Dans l’interview en question Özel avait déploré le manque d'opposition au régime d'Erdoğan de la part de son allié britannique, le Premier ministre travailliste Keir Starmer, ainsi: «Nous nous sentons abandonnés [...] Quelle espèce d’amitié est-ce là, quelle espèce de parti frère est-ce là? Comment pouvons-nous défendre la démocratie ensemble?»

En Turquie, où l’écrasante majorité de la population s’oppose à l’OTAN et à ses guerres et plans de guerre dans toutes les régions, Erdoğan, qui dirige l’AKP islamiste au pouvoir depuis 2002, et Özel, le leader du CHP kémaliste, s’accusent mutuellement d’être pro-impérialistes, alors qu’en réalité l’accusation s’applique aux deux partis bourgeois.

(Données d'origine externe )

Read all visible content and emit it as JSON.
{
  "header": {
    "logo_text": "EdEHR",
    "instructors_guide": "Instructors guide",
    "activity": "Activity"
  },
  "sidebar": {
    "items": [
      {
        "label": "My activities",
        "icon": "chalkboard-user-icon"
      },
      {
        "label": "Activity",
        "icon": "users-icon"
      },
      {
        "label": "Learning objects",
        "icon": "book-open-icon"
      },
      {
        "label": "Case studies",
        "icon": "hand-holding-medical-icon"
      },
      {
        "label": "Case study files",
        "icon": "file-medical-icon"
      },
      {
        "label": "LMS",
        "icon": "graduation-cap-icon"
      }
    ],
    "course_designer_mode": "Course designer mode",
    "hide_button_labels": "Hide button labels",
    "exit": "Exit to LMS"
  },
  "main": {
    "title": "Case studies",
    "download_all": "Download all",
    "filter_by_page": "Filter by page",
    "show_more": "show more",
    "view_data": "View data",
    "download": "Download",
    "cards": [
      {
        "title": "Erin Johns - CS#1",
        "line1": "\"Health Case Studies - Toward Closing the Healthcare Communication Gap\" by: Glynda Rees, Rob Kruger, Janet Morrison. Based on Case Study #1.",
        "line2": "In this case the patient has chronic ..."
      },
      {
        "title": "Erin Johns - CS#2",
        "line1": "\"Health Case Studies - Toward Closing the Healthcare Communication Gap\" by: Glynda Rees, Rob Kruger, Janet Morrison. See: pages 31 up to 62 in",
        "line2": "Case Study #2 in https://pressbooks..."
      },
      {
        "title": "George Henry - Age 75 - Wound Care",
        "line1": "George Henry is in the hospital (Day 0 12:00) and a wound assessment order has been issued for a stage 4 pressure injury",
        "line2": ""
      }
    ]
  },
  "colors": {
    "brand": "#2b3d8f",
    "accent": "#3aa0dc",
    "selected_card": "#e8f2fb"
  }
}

Calculant qu'il n'y aurait pas de retour de baton majeur de la part de l'administration Trump aux États-Unis ni de ses alliés en Europe, Erdoğan a entrepris de liquider son principal rival politique, İmamoğlu. Le fait que ses alliés impérialistes considèrent la Turquie comme un partenaire essentiel dans leurs plans prédateurs au Moyen-Orient et en Ukraine a joué ici un rôle important. Trump, qui a menacé de «bombarder l'Iran», considère le soutien d'Erdoğan comme crucial dans une éventuelle guerre avec l'Iran. Alors même qu'Erdoğan critique le génocide à Gaza et affirme son soutien au Hamas, il continue d'approvisionner la machine de guerre israélienne en pétrole et autres matières premières essentielles.

Les prétentions à «l’anti-impérialisme» du leader du CHP, Özel, qui a souligné lors d'interviews sur CNN et la BBC pendant les manifestations qu'il était davantage un «parti de l'OTAN» que celui d'Erdoğan, sont tout aussi infondées. L'AKP et le CHP ont tous deux voté pour l'élargissement de l'OTAN contre la Russie en admettant la Finlande et la Suède comme nouveaux membres et ils sont alliés aux États-Unis et à l'impérialisme européen, qui soutiennent par tous les moyens le génocide à Gaza.

Le caractère pro-impérialiste de ces partis traduit politiquement les liens profonds de la bourgeoisie turque avec l'impérialisme et son hostilité envers la classe ouvrière. Une politique anti-impérialiste cohérente ne peut être défendue que sur la base d’une perspective socialiste internationale, fondée sur la classe ouvrière, contre l'OTAN et le sionisme, et contre « sa» classe dirigeante et tous ses partis. C'est également la seule façon d’avancer dans la lutte pour la démocratie contre le régime dictatorial d'Erdoğan.